C-Section Births May Be Influencing Human Evolution

Cesarean sections appear to do nothing but ease childbirth but it looks like the procedure may also affect human evolution.

A study published in the Proceedings of the National Academy of Sciences explored the long-standing evolutionary question why women's pelvis have not evolved to be wider to more easily accommodate fetus size, especially now that babies are being born larger.

According to Philipp Mitteroecker, from the department of theoretical biology at the University of Vienna, and colleagues, routine use of C-sections has reduced the rate of maternal deaths but has increased the rate of fetopelvic disproportion, or when a baby doesn't fit through their mother's birth canal.

C-Sections And Human Evolution

Larger babies are healthier babies so the prevalence of bigger newborns is a good thing. This points to improvements in health interventions for both mothers and offspring but the larger a baby is, the more difficult childbirth becomes.

In the past, if a baby was too big to pass naturally through the birth canal, it would spell a disaster for both mother and child. Mitteroecker explained that is is selection from an evolutionary perspective.

"Women with a very narrow pelvis would not have survived birth 100 years ago. They do now and pass on their genes encoding for a narrow pelvis to their daughters," he said.
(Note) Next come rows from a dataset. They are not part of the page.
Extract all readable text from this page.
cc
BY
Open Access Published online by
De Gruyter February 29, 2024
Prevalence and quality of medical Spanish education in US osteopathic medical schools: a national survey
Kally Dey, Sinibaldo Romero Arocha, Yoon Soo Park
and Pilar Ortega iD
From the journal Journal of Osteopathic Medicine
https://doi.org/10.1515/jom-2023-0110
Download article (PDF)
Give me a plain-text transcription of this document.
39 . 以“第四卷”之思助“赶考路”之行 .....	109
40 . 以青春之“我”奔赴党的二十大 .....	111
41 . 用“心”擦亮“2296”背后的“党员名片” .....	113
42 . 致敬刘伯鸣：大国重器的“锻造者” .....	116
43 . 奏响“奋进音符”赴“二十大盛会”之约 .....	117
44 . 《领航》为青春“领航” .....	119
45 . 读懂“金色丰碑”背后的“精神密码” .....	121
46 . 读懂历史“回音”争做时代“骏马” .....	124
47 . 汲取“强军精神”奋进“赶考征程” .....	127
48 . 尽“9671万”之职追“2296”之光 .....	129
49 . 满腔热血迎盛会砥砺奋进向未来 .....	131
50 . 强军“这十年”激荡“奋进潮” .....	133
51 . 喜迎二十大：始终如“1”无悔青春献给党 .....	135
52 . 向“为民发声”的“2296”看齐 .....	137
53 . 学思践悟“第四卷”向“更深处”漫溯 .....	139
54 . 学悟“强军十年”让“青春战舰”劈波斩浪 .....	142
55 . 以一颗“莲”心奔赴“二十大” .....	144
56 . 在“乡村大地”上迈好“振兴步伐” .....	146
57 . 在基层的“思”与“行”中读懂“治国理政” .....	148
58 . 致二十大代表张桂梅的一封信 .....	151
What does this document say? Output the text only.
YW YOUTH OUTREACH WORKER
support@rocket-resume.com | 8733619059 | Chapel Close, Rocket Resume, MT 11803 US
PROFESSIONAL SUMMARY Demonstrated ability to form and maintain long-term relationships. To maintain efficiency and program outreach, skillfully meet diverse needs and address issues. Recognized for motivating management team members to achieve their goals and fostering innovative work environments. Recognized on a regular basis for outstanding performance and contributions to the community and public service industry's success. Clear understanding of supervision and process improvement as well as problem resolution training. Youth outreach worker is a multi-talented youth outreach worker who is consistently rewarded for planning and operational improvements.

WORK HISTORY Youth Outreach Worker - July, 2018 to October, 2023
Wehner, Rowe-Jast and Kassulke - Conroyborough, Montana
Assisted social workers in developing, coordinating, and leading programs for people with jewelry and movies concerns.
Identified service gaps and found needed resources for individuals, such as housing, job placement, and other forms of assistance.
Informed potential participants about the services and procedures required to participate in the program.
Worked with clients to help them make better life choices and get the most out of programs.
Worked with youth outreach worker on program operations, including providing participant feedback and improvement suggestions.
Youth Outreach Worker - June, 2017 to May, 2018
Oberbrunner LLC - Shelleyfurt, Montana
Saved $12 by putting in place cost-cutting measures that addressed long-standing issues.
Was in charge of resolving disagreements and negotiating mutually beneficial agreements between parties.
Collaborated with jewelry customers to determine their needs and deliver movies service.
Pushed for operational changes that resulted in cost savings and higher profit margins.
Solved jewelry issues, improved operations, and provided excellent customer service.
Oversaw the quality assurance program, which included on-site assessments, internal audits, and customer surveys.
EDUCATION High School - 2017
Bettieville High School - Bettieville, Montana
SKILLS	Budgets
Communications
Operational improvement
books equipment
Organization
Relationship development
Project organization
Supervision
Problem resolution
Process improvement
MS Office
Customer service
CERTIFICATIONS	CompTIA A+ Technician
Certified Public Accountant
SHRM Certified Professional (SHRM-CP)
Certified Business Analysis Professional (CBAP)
Based on their estimates, the researchers put global cases of fetopelvic disproportion as occurring in about 3 percent, or 30, for every 1,000 births. However, this rate has gone up in the last 50 or 60 years, jumping to 3.3 to 3.6 percent, or as many as 36, in every 1,000 births.

Mitteroecker and colleagues are concerned about the future. With the original rate already up 10 to 20 percent due to C-sections' evolutionary effect, it leaves a pressing question of what's the future rate going to be like.

The researchers clarified that they are not criticizing medical intervention but do want to acknowledge that C-sections have an evolutionary effect. And while more babies may be born via C-section in the future, the researchers don't think that there will come a day when every baby will have to be delivered with the procedure.

For the study, Mitteroecker was joined by Simon Huttegger, Barbara Fischer and Mihaela Pavlicev.

Cesarean Births Statistics

According to the National Center for Health Statistics, there were 3.978 million births in the United States in 2015, a figure one percent less from last year's. The rate for cesarean deliveries actually dropped to 32 percent for 2015, with overall and low-risk cases of C-sections declining for the third year in the row.